OK, well, not exactly. As far as I know about it, they were always pretty amicable. But I've been teaching some Olson, and I have confronted this terrible fact about myself - I like Duncan's poems better! Oh, sure, I like Olson's poetics - all the stuff about particularity, esp. - and I like the way he merges personal biography and communal history (sometimes against each other) - and always keeps bringing it back to the local. Some of O's poems are truly magnificent - but others (a lot of others) seem self-indulgent. OK, so he's mercurial and really smart, and this is the record of the dance of his intellect, blah blah. But what about all us laggards?? We deserve some respect, too! And too often I feel like O. is leaving us in the dust, & mumbling to himself. The transitions are not as clean as Pound's, and not as smooth (and inconsequential) as Ashbery. They're just abrupt, unmotivated, and irritating. It's all a kind of coy shorthand. Well, some of it, anyway.
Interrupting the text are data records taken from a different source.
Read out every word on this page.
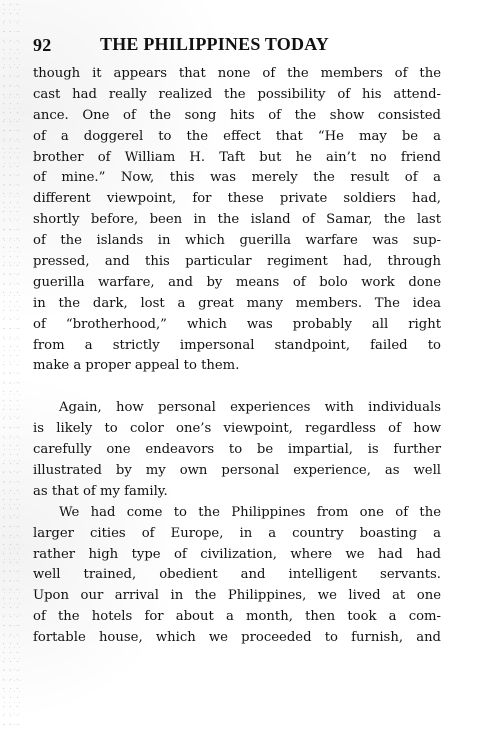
92	THE PHILIPPINES TODAY
though it appears that none of the members of the
cast had really realized the possibility of his attend-
ance. One of the song hits of the show consisted
of a doggerel to the effect that “He may be a
brother of William H. Taft but he ain’t no friend
of mine.” Now, this was merely the result of a
different viewpoint, for these private soldiers had,
shortly before, been in the island of Samar, the last
of the islands in which guerilla warfare was sup-
pressed, and this particular regiment had, through
guerilla warfare, and by means of bolo work done
in the dark, lost a great many members. The idea
of “brotherhood,” which was probably all right
from a strictly impersonal standpoint, failed to
make a proper appeal to them.
Again, how personal experiences with individuals
is likely to color one’s viewpoint, regardless of how
carefully one endeavors to be impartial, is further
illustrated by my own personal experience, as well
as that of my family.
We had come to the Philippines from one of the
larger cities of Europe, in a country boasting a
rather high type of civilization, where we had had
well trained, obedient and intelligent servants.
Upon our arrival in the Philippines, we lived at one
of the hotels for about a month, then took a com-
fortable house, which we proceeded to furnish, and
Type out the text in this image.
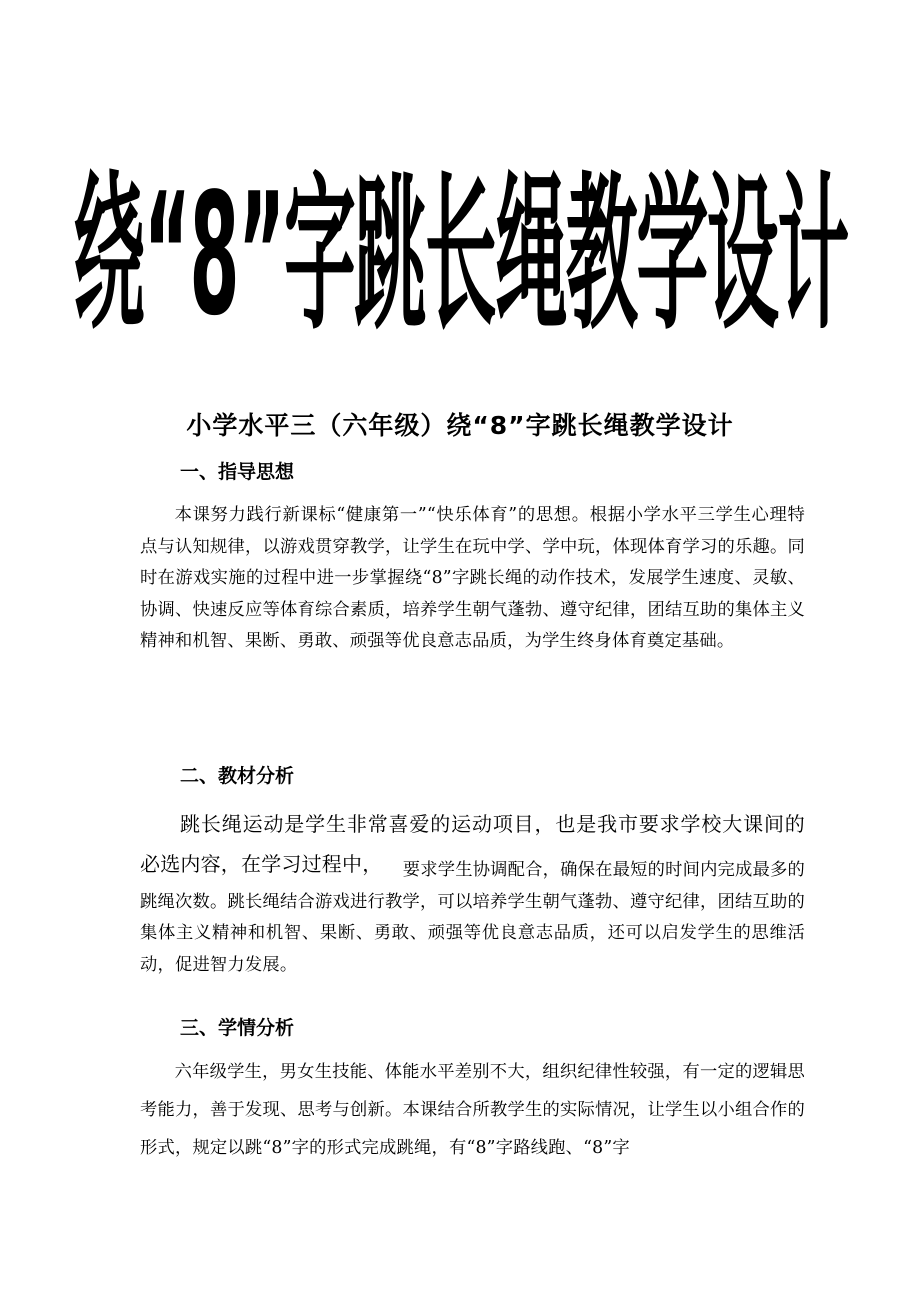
绕“8”字跳长绳教学设计
小学水平三（六年级）绕“8”字跳长绳教学设计
一、指导思想
本课努力践行新课标“健康第一”“快乐体育”的思想。根据小学水平三学生心理特点与认知规律，以游戏贯穿教学，让学生在玩中学、学中玩，体现体育学习的乐趣。同时在游戏实施的过程中进一步掌握绕“8”字跳长绳的动作技术，发展学生速度、灵敏、协调、快速反应等体育综合素质，培养学生朝气蓬勃、遵守纪律，团结互助的集体主义精神和机智、果断、勇敢、顽强等优良意志品质，为学生终身体育奠定基础。
二、教材分析
跳长绳运动是学生非常喜爱的运动项目，也是我市要求学校大课间的必选内容，在学习过程中，	要求学生协调配合，确保在最短的时间内完成最多的跳绳次数。跳长绳结合游戏进行教学，可以培养学生朝气蓬勃、遵守纪律，团结互助的集体主义精神和机智、果断、勇敢、顽强等优良意志品质，还可以启发学生的思维活动，促进智力发展。
三、学情分析
六年级学生，男女生技能、体能水平差别不大，组织纪律性较强，有一定的逻辑思考能力，善于发现、思考与创新。本课结合所教学生的实际情况，让学生以小组合作的形式，规定以跳“8”字的形式完成跳绳，有“8”字路线跑、“8”字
But, see, this is where I start to feel like a real philistine for liking Duncan - and his more mellifluous romantico-modernist collages. It's all a little too sweet for me to credit. And then there's his flaming platonism. All those archetypal images lining up neatly in "rimes." Yuk! I mean, seriously, nobody who has to earn a living can be a platonist!
And yet, I'm taken by the music. Bourdieu would put me down with the people digging "Blue Danube," probably.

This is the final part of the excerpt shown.